Ia menegaskan, kebijakan pajak kendaraan bermotor saat ini merupakan pelaksanaan dari Undang-Undang Nomor 1 Tahun 2022 tentang Hubungan Keuangan antara Pemerintah Pusat dan Pemerintah Daerah (HKPD).

"Kita hanya melaksanakan amanat undang-undang itu. Jadi kemarin kan tentunya kita sudah mengambil langkah-langkah, dan Pak Sekda minta persetujuan DPRD terkait dengan relaksasi tahun ini, ya kita akan setuju," ujarnya.

Beri Diskon Lagi

Badan Pengelolaan Pendapatan Daerah (Bapenda) akhirnya meluncurkan program diskon Pajak Kendaraan Bermotor (PKB) sebesar 5 persen, bertajuk 'GAS Jateng 5 Persen'. Program tersebut dimulai hari ini hingga akhir Desember 2026.

Informasi tersebut disampaikan melalui akun Instagram resmi Bapenda Jawa Tengah, @bapenda_jateng. Bapenda menyebut program itu menjadi upaya memberikan kemudahan bagi masyarakat dalam memenuhi kewajiban pajak kendaraan.

"Program Diskon PKB GAS Jateng 5%. Bayar Sekarang. Lebih Ringan. Periode Program 20 Februari - 31 Desember 2026," tulis akun @bapends_jateng, Jumat (20/2/2026).

Saat dimintai konfirmasi, Kepala Bapenda Jateng, Masrofi membenarkan hal tersebut.

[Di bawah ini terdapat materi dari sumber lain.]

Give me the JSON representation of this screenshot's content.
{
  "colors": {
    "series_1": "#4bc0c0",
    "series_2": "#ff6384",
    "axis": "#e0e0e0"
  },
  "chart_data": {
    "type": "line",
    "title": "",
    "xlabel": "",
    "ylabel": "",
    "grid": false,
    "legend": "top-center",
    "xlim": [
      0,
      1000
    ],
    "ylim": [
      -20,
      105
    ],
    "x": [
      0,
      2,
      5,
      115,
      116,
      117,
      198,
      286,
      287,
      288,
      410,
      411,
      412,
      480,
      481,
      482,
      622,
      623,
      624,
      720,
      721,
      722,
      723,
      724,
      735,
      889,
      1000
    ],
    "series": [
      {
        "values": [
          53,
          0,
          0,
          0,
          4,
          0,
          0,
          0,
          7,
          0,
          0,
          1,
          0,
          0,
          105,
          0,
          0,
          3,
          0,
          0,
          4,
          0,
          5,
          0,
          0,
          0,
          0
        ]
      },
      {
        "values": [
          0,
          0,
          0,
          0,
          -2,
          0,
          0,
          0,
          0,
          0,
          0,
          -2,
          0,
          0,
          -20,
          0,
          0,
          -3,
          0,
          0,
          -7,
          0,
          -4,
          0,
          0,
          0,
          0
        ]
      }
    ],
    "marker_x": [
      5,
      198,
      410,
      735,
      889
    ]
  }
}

Ia memastikan program diskon PKB sebesar 5 persen resmi berlaku mulai hari Jumat (20/2) setelah melalui konsultasi dengan DPRD dan mendapat persetujuan Gubernur.

"Setelah kita konsultasikan dengan DPRD Provinsi Jawa Tengah dan disetujui, hasil kajian pengurangan 5 persen itu kita laporkan kepada Bapak Gubernur. Beliau setuju dan langsung menetapkan Keputusan Gubernur," ujar Masrofi.

Ia menjelaskan, dasar hukum kebijakan tersebut tertuang dalam Keputusan Gubernur Jawa Tengah Nomor 100.3.3.1/43 Tahun 2026 tentang Pemberian Pengurangan atas Pajak Kendaraan Bermotor, tertanggal 20 Februari 2026. Kebijakan itu berlaku hingga 31 Desember 2026

"Tahun lalu relaksasi diberikan 5 Januari sampai akhir Maret, sekitar tiga bulan, dengan besaran sekitar 13,94 persen. Tahun ini nominalnya 5 persen, tetapi berlaku hampir satu tahun penuh sampai 31 Desember 2026," jelasnya.